Chemically Induced Degradation of MALT1 to Treat B-Cell Lymphomas

MALT1 is a protease and scaffold protein involved in signal transduction to NF-κB downstream of several receptors including B-cell (BCR) and T-cell receptors (TCR). MALT1 is aberrantly activated in ABC DLBCL by mutations in upstream genes in the BCR and TLR pathways (CD79A/B, CARD11, MYD88) and is critical for proliferation and survival. Recent studies by our lab, and others, identified inhibitors of MALT1 protease activity that revealed MALT1 is therapeutically targetable in ABC DLBCL. MALT1 is also essential for CLL, MCL and certain solid tumors (most notably lung cancer and glioblastoma). A first-in-man clinical trial recently started to evaluate MALT1 protease inhibition in B-cell non-Hodgkin's lymphomas. However, chronic inactivation of MALT1 protease activity suppressed T regulatory cells in vivo in protease dead murine models causing fast progressing autoimmune disease and death. Loss of MALT1, on the other hand, has also potent anti-tumoral effects but does not lead to autoimmunity in murine models. These findings prompted us to study alternative MALT1 targeting therapeutic approaches aimed to target its scaffolding activity.

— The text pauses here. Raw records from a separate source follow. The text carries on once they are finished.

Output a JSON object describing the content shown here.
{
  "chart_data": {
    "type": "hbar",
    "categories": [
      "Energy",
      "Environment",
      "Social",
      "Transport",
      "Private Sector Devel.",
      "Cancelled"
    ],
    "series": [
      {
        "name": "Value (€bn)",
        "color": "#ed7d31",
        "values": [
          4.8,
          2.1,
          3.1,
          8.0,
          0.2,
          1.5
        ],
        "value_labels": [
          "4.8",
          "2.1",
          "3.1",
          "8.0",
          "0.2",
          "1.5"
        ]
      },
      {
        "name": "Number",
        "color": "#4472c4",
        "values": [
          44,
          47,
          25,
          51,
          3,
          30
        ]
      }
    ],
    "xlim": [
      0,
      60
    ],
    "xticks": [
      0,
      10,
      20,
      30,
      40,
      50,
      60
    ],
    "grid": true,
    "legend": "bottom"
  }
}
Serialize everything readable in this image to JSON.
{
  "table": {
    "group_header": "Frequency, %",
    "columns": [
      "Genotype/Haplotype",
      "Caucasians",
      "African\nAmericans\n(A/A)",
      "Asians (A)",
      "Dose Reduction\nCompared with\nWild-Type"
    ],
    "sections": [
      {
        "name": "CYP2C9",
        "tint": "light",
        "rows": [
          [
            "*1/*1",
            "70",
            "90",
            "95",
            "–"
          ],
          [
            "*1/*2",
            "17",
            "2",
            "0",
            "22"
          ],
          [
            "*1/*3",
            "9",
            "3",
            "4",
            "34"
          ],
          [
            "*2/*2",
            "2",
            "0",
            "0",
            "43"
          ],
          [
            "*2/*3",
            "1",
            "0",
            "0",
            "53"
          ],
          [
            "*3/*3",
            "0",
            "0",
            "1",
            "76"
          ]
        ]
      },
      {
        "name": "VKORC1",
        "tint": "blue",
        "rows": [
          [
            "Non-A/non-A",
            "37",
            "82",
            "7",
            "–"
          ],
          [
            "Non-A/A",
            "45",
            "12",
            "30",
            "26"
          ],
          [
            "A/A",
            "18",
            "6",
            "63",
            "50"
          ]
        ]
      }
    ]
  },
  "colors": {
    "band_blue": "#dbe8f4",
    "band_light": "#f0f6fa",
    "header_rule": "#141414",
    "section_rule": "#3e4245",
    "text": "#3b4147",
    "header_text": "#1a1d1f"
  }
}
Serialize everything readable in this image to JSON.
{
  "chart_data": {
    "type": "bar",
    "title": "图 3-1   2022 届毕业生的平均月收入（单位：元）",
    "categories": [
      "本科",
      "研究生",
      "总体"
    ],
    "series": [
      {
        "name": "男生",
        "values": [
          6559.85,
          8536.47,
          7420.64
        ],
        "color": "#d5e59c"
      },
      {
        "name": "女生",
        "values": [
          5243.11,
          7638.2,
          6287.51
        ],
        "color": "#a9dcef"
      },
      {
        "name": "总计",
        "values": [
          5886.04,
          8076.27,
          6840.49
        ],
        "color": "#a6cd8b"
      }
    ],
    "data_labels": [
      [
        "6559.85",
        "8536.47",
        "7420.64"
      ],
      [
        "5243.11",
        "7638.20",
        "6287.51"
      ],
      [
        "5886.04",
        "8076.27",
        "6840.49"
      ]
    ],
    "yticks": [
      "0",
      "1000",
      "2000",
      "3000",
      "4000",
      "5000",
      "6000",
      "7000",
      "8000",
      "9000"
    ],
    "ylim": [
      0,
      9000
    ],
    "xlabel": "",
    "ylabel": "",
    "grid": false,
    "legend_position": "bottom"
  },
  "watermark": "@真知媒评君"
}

We have developed a series of proteolytic targeting chimera (PROTAC) compounds against MALT1. PROTACs are bifunctional compounds that induce selective proteolysis by targeting proteins of interest to E3 ligases for directed proteosomal degradation. Our MALT1 PROTACs are based on an allosteric MALT1 inhibitor that binds reversibly to MALT1 and fused to a Cereblon (CRBN) binding moiety, with the intent of bringing the CRBN E3 ligase complex in close proximity of MALT1 and promoting its ubiquitination and proteasomal degradation. We performed structure-activity relationship analysis and studied: 1) three linker attachment points in the MALT1 binding moiety and evaluated their MALT1 enzymatic inhibitory activity and binding to MALT1; 2) the effect of distinct linker length and polarity in MALT1 degradation and, 3) compared the effect of Lenalidomide, Pomalidomide and CC-220, which have increasing CRBN affinities, as alternative CRBN-binding moieties. Six out of eighteen compounds presented higher than 50% MALT1 degradation at 1 μM compared to vehicle treated cells in a MALT1-dependent cell line, OCI-Ly3. The parental allosteric compound, on the other hand, did not affect MALT1 levels compared to vehicle treated cells and was used as a negative control for MALT1 degradation. Compounds that actively degraded MALT1 over 50% preserved selective killing of ABC DLBCL over GCB DLBCL, same as the parental MALT1 inhibitor. GI50 of active compounds in OCI-Ly3 was 2-6 μM while it was greater than 20 μM for the MALT1-independent cell line OCI-Ly1.

We chose two of our most effective and selective compounds to validate MALT1 PROTACs mechanism of action. Unlike their parental MALT1 targeting allosteric compound, MALT1 PROTACs effectively degraded MALT1 in a CRBN-dependent manner as shown in a 293T-CRBN knockout cell line or in OCI-Ly3 cells by treatment with 1 μM MLN4924. MLN4924 inhibits NEDD8-activating enzyme which is essential for the CRBN complex to function. Notably, MALT1 PROTACs degraded MALT1 in OCI-Ly1 cells (FC=-2.5) and Raji cells (FC=-1.7), where MALT1 is inactive. MALT1 degradation by PROTACs was not affected by activation in Raji cells, since PMA/ionomycin treatment did not alter the effect of MALT1 PROTACs on MALT1 levels. Therefore, MALT1 PROTACs can degrade MALT1 independent of its activation state. Moreover, unlike MALT1 protease inhibitors, MALT1 PROTACs potently suppress NF-κB activation, which is dependent on MALT1 scaffolding activity, as assessed by WB of phopho and total IκB in ABC DLBCL cell lines.

Our data shows that MALT1 PROTACs could be excellent agents for the treatment of ABC DLBCL and other lymphomas, providing an alternative to enzymatic targeting that might prove useful to avoid autoimmunity or overcome resistance mechanisms.